- Author:
Young Su YI
1
Author Information
- Publication Type:Review
- Keywords: Caspase-11; Inflammasome; Non-canonical; Inflammatory responses; Inflammatory diseases
- MeSH: Cell Membrane; Cytokines; Humans; Inflammasomes*; Inflammation; Interleukin-18; Ligands; Pyroptosis; Receptors, Pattern Recognition; Risk Factors
- From:Immune Network 2018;18(6):e41-
- CountryRepublic of Korea
- Language:English
- Abstract: Inflammation is an immune response mediated by innate immune cells of tissues, against invading microbes and cellular stress. The hallmark of inflammatory responses is the activation of inflammasomes — multiprotein oligomers comprising intracellular pattern recognition receptors and inflammatory effectors — such as ASC and pro-cysteine-aspartic protease (pro-caspase)-1. Inflammasomes can be classified as canonical or non-canonical, and their activation in response to various ligands commonly induces caspase-1 activation and gasdermin D (GSDMD) processing, leading to caspase-1-mediated maturation and secretion of the pro-inflammatory cytokines IL-1β and IL-18, and GSDMD-mediated pyroptosis through pore generation in cell membranes.
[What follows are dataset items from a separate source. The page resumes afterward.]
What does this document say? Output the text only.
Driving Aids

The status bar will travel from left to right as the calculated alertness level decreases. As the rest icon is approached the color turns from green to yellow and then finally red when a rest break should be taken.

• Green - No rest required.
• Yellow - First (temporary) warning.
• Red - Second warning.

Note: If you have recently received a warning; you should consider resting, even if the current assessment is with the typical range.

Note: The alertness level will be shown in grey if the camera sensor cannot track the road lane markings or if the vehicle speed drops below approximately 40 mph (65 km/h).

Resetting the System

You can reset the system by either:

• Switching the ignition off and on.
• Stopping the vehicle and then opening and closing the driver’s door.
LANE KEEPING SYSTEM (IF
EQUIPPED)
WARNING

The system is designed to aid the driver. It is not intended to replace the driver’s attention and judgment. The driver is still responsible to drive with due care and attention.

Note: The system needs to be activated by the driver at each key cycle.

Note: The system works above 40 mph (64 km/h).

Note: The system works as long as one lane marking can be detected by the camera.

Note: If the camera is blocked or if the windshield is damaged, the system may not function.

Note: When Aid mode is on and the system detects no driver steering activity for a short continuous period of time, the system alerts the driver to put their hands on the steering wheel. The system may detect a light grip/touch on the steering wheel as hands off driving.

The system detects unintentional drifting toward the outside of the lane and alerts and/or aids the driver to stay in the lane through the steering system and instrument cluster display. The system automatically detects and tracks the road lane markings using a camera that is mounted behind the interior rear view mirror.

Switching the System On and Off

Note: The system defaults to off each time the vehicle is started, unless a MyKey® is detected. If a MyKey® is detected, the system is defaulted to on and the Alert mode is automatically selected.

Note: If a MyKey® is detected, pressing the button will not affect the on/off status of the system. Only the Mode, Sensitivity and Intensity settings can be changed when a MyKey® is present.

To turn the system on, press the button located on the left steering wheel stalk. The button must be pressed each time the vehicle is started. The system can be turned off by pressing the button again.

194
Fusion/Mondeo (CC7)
Although inflammation protects the host from harmful stimuli, chronic inflammation is a critical risk factor for inflammatory diseases, and several studies have investigated the role of canonical inflammasomes in inflammatory responses and diseases, with emerging studies focusing on the role of non-canonical inflammasomes. This review discusses recent studies on the regulatory roles of the caspase-11 non-canonical inflammasome in the pathogenesis of inflammatory diseases. Additionally, it provides an insight into the development of novel therapeutics based on targeting caspase-11 non-canonical inflammasome and its downstream effectors to prevent and treat human inflammatory conditions.